Dwolla's new CEO takes on an unprecedented challenge

Admitting it "may be professional suicide" to take the reins in the midst of a global health crisis, Brady Harris says his role atop Dwolla's management chain will be "a real test of my leadership abilities."

Admitting it "may be professional suicide" to take the reins in the midst of a global health crisis, Brady Harris says his role atop Dwolla's management chain will be "a real test of my leadership abilities."

The past month has been a struggle for businesses — even digitally focused fintechs like Kabbage have had to furlough workers as the coronavirus spread — so there is no guarantee that a digital payments company like Dwolla will fare any better than companies outside the technology space.

According to Harris, this situation puts him in the role of "a new battlefield commander just meeting his troops as they are dropping into Normandy."

Harris knows the economic challenge many companies in payments are facing. Major acquirers are telling him they have been experiencing a significant downturn in business for the past month, but the CEI sees Dwolla as having a diverse enough revenue to fare better. The Des Moines, Iowa-based payments technology company counts recurring payments for services as a significant contributor to its cash flow.

Harris' predecessor, Dwolla's longtime CEO Ben Milne, oversaw a fast-growing and fast-changing company over the past decade. Milne's "stamp" has been plastered all over Dwolla.

Brady Harris, CEO of Dwolla
Brady Harris says becoming Dwolla's chief executive during a global pandemic will be "a real test of my leadership abilities."

Harris, who took over the Dwolla CEO position this week while Milne stays on the company's board of directors, looks at Dwolla's past as the main reason he sought a leadership role there.

Advertisement

"There is this scramble for everyone to differentiate themselves, but it was all within the same pool of moving money from point A to point B, along with those using Visa or Mastercard rails," said Harris, who comes to Dwolla with 20 years of payments experience, including a role as president of Payscape, where he focused on market strategies.

Amid that scramble, Harris has seen many new payments use cases unfold and various roads in which Dwolla could travel to continue its growth. After all, it is a company that knows how to turn on a dime.

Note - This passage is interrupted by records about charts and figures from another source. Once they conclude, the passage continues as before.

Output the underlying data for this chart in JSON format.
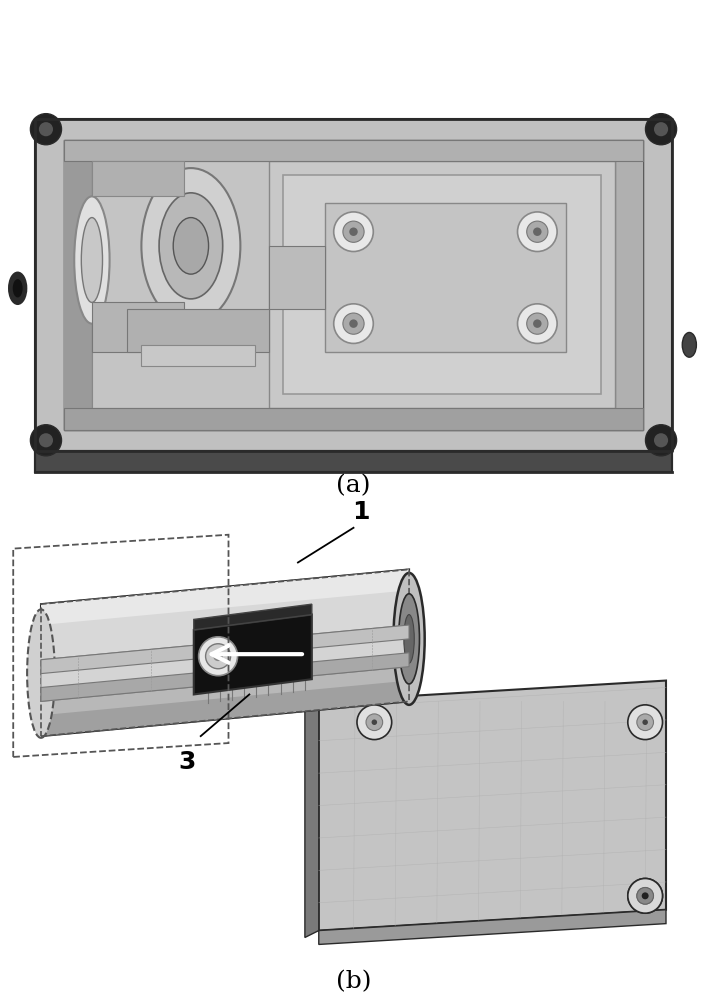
{
  "label_a": "(a)",
  "label_b": "(b)",
  "label_1": "1",
  "label_3": "3",
  "bg_color": "#ffffff",
  "label_fontsize": 18,
  "annotation_fontsize": 18,
  "fig_width": 7.07,
  "fig_height": 10.0,
  "dpi": 100,
  "colors": {
    "box_top": "#c0c0c0",
    "box_inner": "#d4d4d4",
    "box_side_dark": "#3a3a3a",
    "box_side_med": "#5a5a5a",
    "box_bottom": "#4a4a4a",
    "box_wall_dark": "#6a6a6a",
    "box_wall_light": "#b0b0b0",
    "inner_floor": "#c8c8c8",
    "inner_raised": "#b8b8b8",
    "inner_darker": "#a8a8a8",
    "screw_dark": "#222222",
    "screw_light": "#dddddd",
    "hole_dark": "#181818",
    "cylinder_light": "#d0d0d0",
    "cylinder_mid": "#b8b8b8",
    "cylinder_dark": "#888888",
    "cylinder_top": "#e0e0e0",
    "cylinder_shadow": "#909090",
    "chip_black": "#111111",
    "chip_white": "#ffffff",
    "plate_top": "#c4c4c4",
    "plate_side": "#9a9a9a",
    "plate_dark": "#7a7a7a",
    "connector_gray": "#aaaaaa",
    "edge_dark": "#2a2a2a"
  }
}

In the past decade, the company transformed itself from a mobile wallet and P2P provider, to one offering small banks an API-driven faster ACH option, and ultimately providing that same service for large companies.

"One of the things I am really excited about with the company is our core product has pivoted and changed focus over the years and that was largely due to various customers saying they wanted a certain type of feature or payments solution," Harris said. "Like most agile startups, the Dwolla research teams would be redirected to create solutions or develop products."

With that as a core strength, Harris expects to be able to consider just about any type of payments technology advancement from which he believes Dwolla and its customers would benefit.

"I look at the payment facilitator space as a big strategic focus for us," Harris said. "It is an unexplored opportunity in that Dwolla has created, in effect, a payfac product with its ACH rails. You are not underwriting all of the end users, and not all individuals are sending and receiving funds, but you are creating a highly programmable, customized payment on ACH rails."

With that viewpoint, Harris said, Dwolla is combining a payfac component with payment integration.

"I love that idea of taking the Dwolla product, white-label it and integrate into various independent software vendor platforms and delivering instant payments for a fraction of what you are paying with interchange fees," he added.

If Dwolla were to dip its toes into being under the hood of payfac merchant service models, it would likely open the door to advanced payments strategies for click-to-pay or internet of things technology.

"We have all kinds of robust development going on now," Harris said. "From our ACH product, there could be a lot of exciting appendages, where we can enter strategic partnerships, where sometimes the partners are using our product road map to respond to the marketplace."

With some clients on occasion requesting to augment the Dwolla ACH product with traditional payment solutions, Harris said he is open to discussions about augmenting a core product with Visa or Mastercard solutions.

But he would tread that water carefully. "We would leave some money on the table in those cases, and I am highly sensitive to not being distracted from our core product or focus," Harris said.

Because the payments technology space has become crowded with so many legacy companies and startups pushing and shoving to get firm footing, it still comes down to offering a product that lures banks, corporations, merchants and consumers.

"If you are going to be a payments engine for a payfac or anyone else, you have to be able to support transactions from a number of different payment networks and offerings," said Thad Peterson, senior analyst with Boston-based Aite Group. "That includes alternative payments beyond the card networks."

On that playing field, a company "has to have a differentiator" that makes enough people want to pay attention, Peterson said.

"Dwolla has been around a long time and its engine is proven, and that might be one of the key components for them," he added.

Harris knows that if Dwolla can remain as diverse as possible, while already growing at a near 60% clip as it did last year, it can implement a stronger go-to-market strategy.

"You have to hold an honest light up to the product you have today and ask if the marketplace and the customer want this," he said. "If it doesn't, you reconfigure it in a way that equips your go-to-market team in a way that it can go out and get new customers."